В поисках утраченного смысла
Шрифт:
Путешествие по глухим закоулкам и извивам эгоистического сознания, предпринятое Камю при посредничестве краснобая, находящего в самокопаниях усладу из услад, мало-помалу вскрывает крайнюю софистическую изощренность, которую обретает в среде просвещенного мещанства ревностное поклонение одному-единственному божеству – себе, любимому. Старый откровенный лозунг «каждый за себя» слишком пятнает своих приверженцев, выдвигать его без околичностей неловко, да и невыгодно. И вот культ обожаемого «я, я, я» старается избежать грубой прямоты. Он или прикидывается заботой о «меньшом брате», о сирых и горемычных, или, когда этот самообман рушится, превращает самопоношение цинизма в оружие утверждения цинизма, возведенного в квадрат. Битье себя в грудь, витийственные речи насчет собственной гадости и мерзости здесь жульнический трюк, помогающий усыпить страх перед позором, но не мешающий снова барахтаться в вожделенной гадости и мерзости. «Падение», которому посвящена книга Камю, – это корчи самовлюбленного и самоутверждающегося
Смена кожи осуществляется без особых перестроек внутри, при помощи испытанного хода: «падение», за которое личность сама ответственна, подается как «грехопадение» всего рода людского, как врожденная и неисправимая ущербность. Недаром Жан-Батист Клеманс к концу ссылается на самого Христа: если, мол, и он, чистейший из всех, не без ущербинки, чего взыскивать с нас, грешных. А ведь и того грызла совесть, пусть он был без вины виноватым. Разве святой искупитель не ведал, что из-за него Ирод учинил избиение младенцев и Рахиль стенала по ночам над мертвыми детьми своими? И по какому праву после этого водрузили распятие в судах и выносят приговоры от имени того, кто кротко отказался бросить камень в блудницу? Невинных, выходит, не было и в помине, безгрешность – сказка для простаков, все виновны, признают они это или нет.

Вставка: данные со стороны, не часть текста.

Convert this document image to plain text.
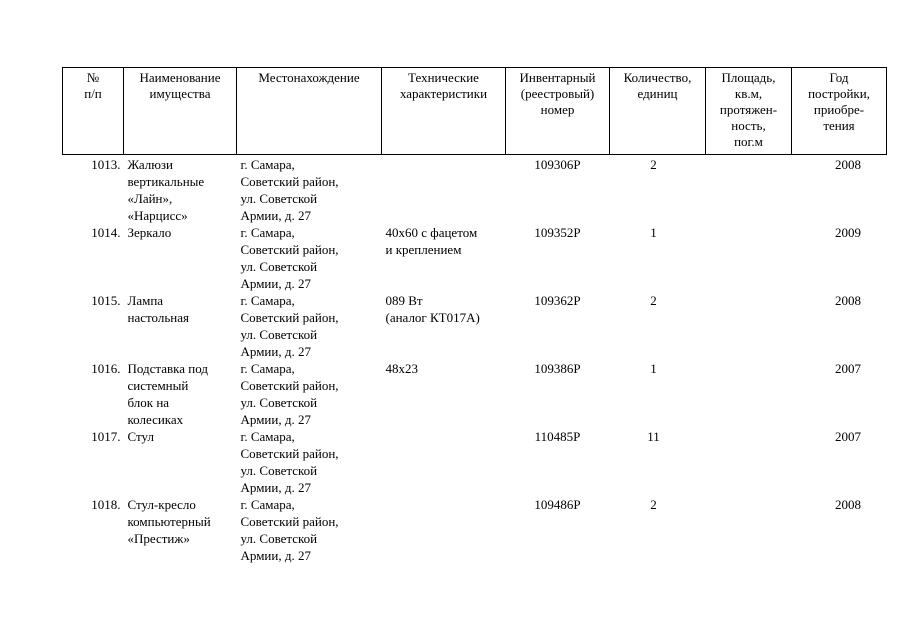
№
п/п	Наименование
имущества	Местонахождение	Технические
характеристики	Инвентарный
(реестровый)
номер	Количество,
единиц	Площадь,
кв.м,
протяжен-
ность,
пог.м	Год
постройки,
приобре-
тения
1013.	Жалюзи
вертикальные
«Лайн»,
«Нарцисс»	г. Самара,
Советский район,
ул. Советской
Армии, д. 27		109306Р	2		2008
1014.	Зеркало	г. Самара,
Советский район,
ул. Советской
Армии, д. 27	40х60 с фацетом
и креплением	109352Р	1		2009
1015.	Лампа
настольная	г. Самара,
Советский район,
ул. Советской
Армии, д. 27	089 Вт
(аналог КТ017А)	109362Р	2		2008
1016.	Подставка под
системный
блок на
колесиках	г. Самара,
Советский район,
ул. Советской
Армии, д. 27	48х23	109386Р	1		2007
1017.	Стул	г. Самара,
Советский район,
ул. Советской
Армии, д. 27		110485Р	11		2007
1018.	Стул-кресло
компьютерный
«Престиж»	г. Самара,
Советский район,
ул. Советской
Армии, д. 27		109486Р	2		2008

Доказательства своего права на мизантропию и поголовное вменение греха «кающийся судья» в изобилии черпает не только в частной жизни, своей и своих знакомых, но и в истории последних десятилетий. Ячество совпадает с полнейшим пренебрежением к мнению других и, будучи пересажено на почву гражданско-идеологическую, выдает крайнюю нетерпимость, тиранические замашки, желание во что бы то ни стало заставить всех и думать, и поступать по своей указке. Особенно усердствуют в таком палочном вдалбливании своих взглядов как раз те, кто кичится умственностью. Среди них, по наблюдениям Клеманса, знающего в этом толк, попытки искупить худосочие книжной премудрости выливаются в настоящий «гангстеризм», страсть «властвовать над обществом путем насилия… Подобные мечтатели бросаются в политику и лезут в самую свирепую партию. Что за важность духовное падение, если таким способом можно господствовать над миром?». Когда не могут убедить, прибегают к принуждению, благо XX век располагает для этого множеством орудий, от самых изощренно-духовных до самых грубых. «Вы, я полагаю, заметили, что наша старуха Европа стала наконец рассуждать так, как надо, – желчно высказывается Клеманс. – Мы уже не говорим, как в прежние наивные времена: “Я думаю так-то и так-то. Какие у вас имеются возражения?”. У нас теперь трезвые взгляды. Диалог мы заменили сообщениями: “Истина состоит в том-то и том-то. Можете с ней не соглашаться, меня это не интересует. Но через несколько лет вмешается полиция и покажет вам, что я прав”. В результате почти весь континент сделался поприщем непрестанных смертоубийственных схваток “воинства Христова и воинства Антихриста”, равно одержимых злым бесом властолюбия, потребностью всегда и всюду верховодить, казня и милуя по произволу, присвоенному себе именем “истины”».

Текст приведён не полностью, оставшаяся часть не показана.